The Liberal Democrats have surged to first place in a sensational YouGov poll for the Times, on 24 per cent, ahead of the Brexit Party in second place on 22 per cent, while the Conservatives and Labour are tied on 19 per cent, and the Greens are up to eight per cent.
Regular readers will know that a good rule with any sensational poll is to quietly file it away as something to watch, and then to wait and see if the pattern is born out in further polls or local council by-elections, usually a reliable barometer of what is actually happening to public opinion on the ground.
However, there are a couple of specific factors to note here. The first is that many of the problems that have dogged the polling industry – samples filled with too many people who are hyper-political, leading to results that reacted to sharply to big news events and have given us the wrong impression about voter movements – may be at work not just here but across the polls. With the exception of Ipsos Mori and YouGov, all the pollsters overestimated the performances of both Labour and the Brexit Party and it may be that YouGov is experiencing similar problems.
There are also good reasons to think that these polls might be real, but ephemeral. The first is that while the Liberal Democrats have still had to scrap for every inch of coverage, and arguably haven’t received their fair share, they have been in the news more recently, thanks in part to their stunning performances in the local and European elections. That both Ed Davey and Jo Swinson have announced their bids for the vacant leadership means that the party has had two of its best communicators on prime slots on Newsnight, the Today programme and BBC Question Time. The party got a smaller boost in the polls in 2016 following its defeat of Zac Goldsmith in Richmond, thanks to both the afterglow of victory and an increase in the party’s press profile. The same thing may be happening now.

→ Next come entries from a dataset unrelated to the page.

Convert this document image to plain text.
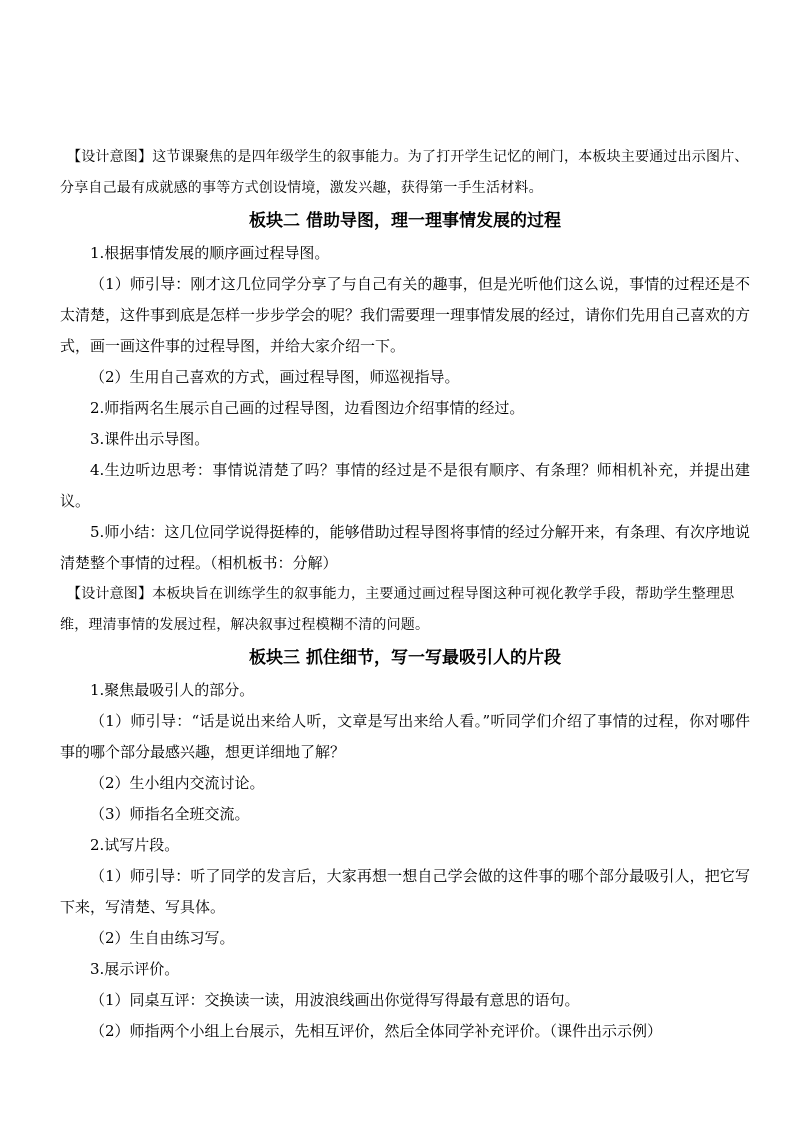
【设计意图】这节课聚焦的是四年级学生的叙事能力。为了打开学生记忆的闸门，本板块主要通过出示图片、分享自己最有成就感的事等方式创设情境，激发兴趣，获得第一手生活材料。

板块二 借助导图，理一理事情发展的过程

1.根据事情发展的顺序画过程导图。

（1）师引导：刚才这几位同学分享了与自己有关的趣事，但是光听他们这么说，事情的过程还是不太清楚，这件事到底是怎样一步步学会的呢？我们需要理一理事情发展的经过，请你们先用自己喜欢的方式，画一画这件事的过程导图，并给大家介绍一下。

（2）生用自己喜欢的方式，画过程导图，师巡视指导。

2.师指两名生展示自己画的过程导图，边看图边介绍事情的经过。

3.课件出示导图。

4.生边听边思考：事情说清楚了吗？事情的经过是不是很有顺序、有条理？师相机补充，并提出建议。

5.师小结：这几位同学说得挺棒的，能够借助过程导图将事情的经过分解开来，有条理、有次序地说清楚整个事情的过程。（相机板书：分解）

【设计意图】本板块旨在训练学生的叙事能力，主要通过画过程导图这种可视化教学手段，帮助学生整理思维，理清事情的发展过程，解决叙事过程模糊不清的问题。

板块三 抓住细节，写一写最吸引人的片段

1.聚焦最吸引人的部分。

（1）师引导：“话是说出来给人听，文章是写出来给人看。”听同学们介绍了事情的过程，你对哪件事的哪个部分最感兴趣，想更详细地了解？

（2）生小组内交流讨论。

（3）师指名全班交流。

2.试写片段。

（1）师引导：听了同学的发言后，大家再想一想自己学会做的这件事的哪个部分最吸引人，把它写下来，写清楚、写具体。

（2）生自由练习写。

3.展示评价。

（1）同桌互评：交换读一读，用波浪线画出你觉得写得最有意思的语句。

（2）师指两个小组上台展示，先相互评价，然后全体同学补充评价。（课件出示示例）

There are two important caveats to all this, however. The first is that the Liberal Democrats don’t need these polls to last very long to do better at the next general election than the last one. All they need is one or two more positive polls to be able to put out a very different complexion of leaflets in their target seats – the places where they have both a strong councillor base and won in the European elections – which will make it much harder for the big parties to put the squeeze on them.
The second is to pause for a moment and imagine how you’d react to a poll showing the liberal centrist party leading the polls on 24 per cent in, say, the Netherlands, Germany, France, or anywhere in western Europe for that matter. You’d think it was noteworthy, but hardly surprising given the trends across the continent.
And that’s the thing. For the most part, British election results aren’t that remarkable when you zoom out and look across the continent. They can be exaggerated or muffled by our first-past-the-post electoral system but the trends are still there. And a centrist party, a nativist right party and a booming environmentalist party are all the trends we’d expect to see, rather than something remarkable.
So, yes, treat exciting new polls with patience and caution, but don’t dismiss them out of hand either.